Programmatic and model-based evaluations
Duties in CURIE are diverse and have ground-truth annotations in blended and heterogeneous kind, e.g., as JSONs, latex equations, YAML recordsdata, or free-form textual content. Evaluating free-form technology is difficult as a result of solutions are sometimes descriptive, and even when a format is specified, as in most of our circumstances, the response to every area can have differing types. For instance, supplies grid factors might typically be specified as “[p, q, r]” and at different occasions as “p × q × r”. Therefore, along with the programmatic analysis metrics, corresponding to ROUGE-L, intersection-over-inion (used for BIOGR), and identification ratio (utilized in PDB), we suggest two model-based analysis metrics.

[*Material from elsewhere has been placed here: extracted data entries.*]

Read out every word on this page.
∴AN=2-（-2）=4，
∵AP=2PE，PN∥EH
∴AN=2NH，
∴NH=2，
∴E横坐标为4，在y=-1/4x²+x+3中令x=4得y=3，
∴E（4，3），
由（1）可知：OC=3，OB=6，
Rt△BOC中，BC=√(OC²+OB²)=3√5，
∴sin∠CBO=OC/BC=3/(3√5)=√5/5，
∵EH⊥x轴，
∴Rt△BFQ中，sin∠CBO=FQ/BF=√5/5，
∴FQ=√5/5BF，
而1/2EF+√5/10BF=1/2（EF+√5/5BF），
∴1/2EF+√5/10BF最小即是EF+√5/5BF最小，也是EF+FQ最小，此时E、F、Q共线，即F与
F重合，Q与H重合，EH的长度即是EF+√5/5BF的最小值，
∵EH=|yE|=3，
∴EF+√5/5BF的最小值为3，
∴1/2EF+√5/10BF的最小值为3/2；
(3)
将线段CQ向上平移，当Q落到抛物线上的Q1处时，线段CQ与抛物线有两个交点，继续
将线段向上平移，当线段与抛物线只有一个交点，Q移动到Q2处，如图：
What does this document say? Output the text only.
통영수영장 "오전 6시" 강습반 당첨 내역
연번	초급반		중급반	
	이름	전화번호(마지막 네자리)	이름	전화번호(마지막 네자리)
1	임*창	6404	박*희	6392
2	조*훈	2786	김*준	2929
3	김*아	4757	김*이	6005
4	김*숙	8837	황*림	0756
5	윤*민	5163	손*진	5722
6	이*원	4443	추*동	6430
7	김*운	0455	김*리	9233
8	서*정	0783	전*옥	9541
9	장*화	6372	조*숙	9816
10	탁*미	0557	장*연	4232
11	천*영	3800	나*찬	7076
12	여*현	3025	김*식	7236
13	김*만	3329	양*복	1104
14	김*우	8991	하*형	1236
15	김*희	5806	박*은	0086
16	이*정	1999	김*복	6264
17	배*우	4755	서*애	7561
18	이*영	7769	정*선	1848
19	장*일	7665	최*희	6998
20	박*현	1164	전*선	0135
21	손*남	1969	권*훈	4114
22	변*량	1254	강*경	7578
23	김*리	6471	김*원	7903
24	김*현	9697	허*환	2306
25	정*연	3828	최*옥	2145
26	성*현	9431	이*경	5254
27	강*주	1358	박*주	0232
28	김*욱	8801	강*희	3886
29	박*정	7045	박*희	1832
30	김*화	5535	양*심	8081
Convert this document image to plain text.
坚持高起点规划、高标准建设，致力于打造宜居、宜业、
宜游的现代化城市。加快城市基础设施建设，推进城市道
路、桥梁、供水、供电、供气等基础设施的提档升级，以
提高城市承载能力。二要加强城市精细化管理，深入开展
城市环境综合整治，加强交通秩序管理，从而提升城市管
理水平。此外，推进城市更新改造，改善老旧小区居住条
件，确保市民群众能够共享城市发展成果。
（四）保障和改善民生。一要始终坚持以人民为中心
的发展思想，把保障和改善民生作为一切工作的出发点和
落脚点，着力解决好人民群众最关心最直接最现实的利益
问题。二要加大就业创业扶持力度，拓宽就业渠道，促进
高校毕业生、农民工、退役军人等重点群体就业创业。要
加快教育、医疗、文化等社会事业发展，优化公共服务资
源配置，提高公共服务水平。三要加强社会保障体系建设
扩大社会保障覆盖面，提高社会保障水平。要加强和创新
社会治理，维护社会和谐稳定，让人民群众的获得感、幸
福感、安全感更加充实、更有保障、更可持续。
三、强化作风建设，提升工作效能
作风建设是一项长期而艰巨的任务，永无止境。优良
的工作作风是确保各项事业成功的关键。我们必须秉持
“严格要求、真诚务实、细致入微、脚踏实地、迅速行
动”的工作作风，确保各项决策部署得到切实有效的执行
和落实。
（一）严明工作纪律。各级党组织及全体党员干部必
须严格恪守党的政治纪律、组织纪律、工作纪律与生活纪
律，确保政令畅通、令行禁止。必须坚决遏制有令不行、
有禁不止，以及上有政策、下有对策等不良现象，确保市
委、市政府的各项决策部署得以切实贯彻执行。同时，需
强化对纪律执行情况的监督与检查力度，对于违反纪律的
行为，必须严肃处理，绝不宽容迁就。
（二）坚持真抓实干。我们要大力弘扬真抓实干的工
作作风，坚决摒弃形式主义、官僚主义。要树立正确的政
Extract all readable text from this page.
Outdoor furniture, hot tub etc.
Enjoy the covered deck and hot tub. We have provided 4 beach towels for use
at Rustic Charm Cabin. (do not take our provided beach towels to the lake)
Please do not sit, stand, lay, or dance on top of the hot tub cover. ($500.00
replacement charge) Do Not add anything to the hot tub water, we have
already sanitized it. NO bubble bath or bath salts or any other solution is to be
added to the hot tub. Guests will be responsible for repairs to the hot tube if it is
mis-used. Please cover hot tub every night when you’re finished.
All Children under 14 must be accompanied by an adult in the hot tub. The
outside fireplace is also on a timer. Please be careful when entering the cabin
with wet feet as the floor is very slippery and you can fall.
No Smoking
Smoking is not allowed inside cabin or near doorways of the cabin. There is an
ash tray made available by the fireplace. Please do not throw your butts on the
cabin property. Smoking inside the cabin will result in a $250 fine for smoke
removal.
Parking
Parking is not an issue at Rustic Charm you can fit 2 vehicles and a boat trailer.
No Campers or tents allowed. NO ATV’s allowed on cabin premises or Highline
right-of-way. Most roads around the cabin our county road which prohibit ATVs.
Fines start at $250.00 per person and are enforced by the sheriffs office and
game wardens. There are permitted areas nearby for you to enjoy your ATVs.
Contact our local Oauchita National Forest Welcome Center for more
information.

(1) LMScore: Prompts an LLM asking how carefully the predictions match floor fact on a 3-point scale: “good” if the prediction has few minor errors, “okay” if there are a lot of minor errors, and “unhealthy” if there are main errors. We contemplate the weighted common of the log-likelihood scores of the tokens to provide a last confidence.
(2) LLMSim: Is used for retrieval duties the place we ask the mannequin to exhaustively extract many particulars, e.g., descriptors, properties and values of supplies from a analysis doc, and supply as output an unordered checklist of dictionaries or information. We use a chain-of-thought (CoT) immediate that asks the LLM to take a look at every ground-truth document and establish the expected information that accurately match every area (key) and worth of the bottom fact. As soon as we match the ground-truth information with predicted information, we will then measure precision and recall for the retrieval activity, and compute the imply common precision, recall and F1 scores throughout all paperwork.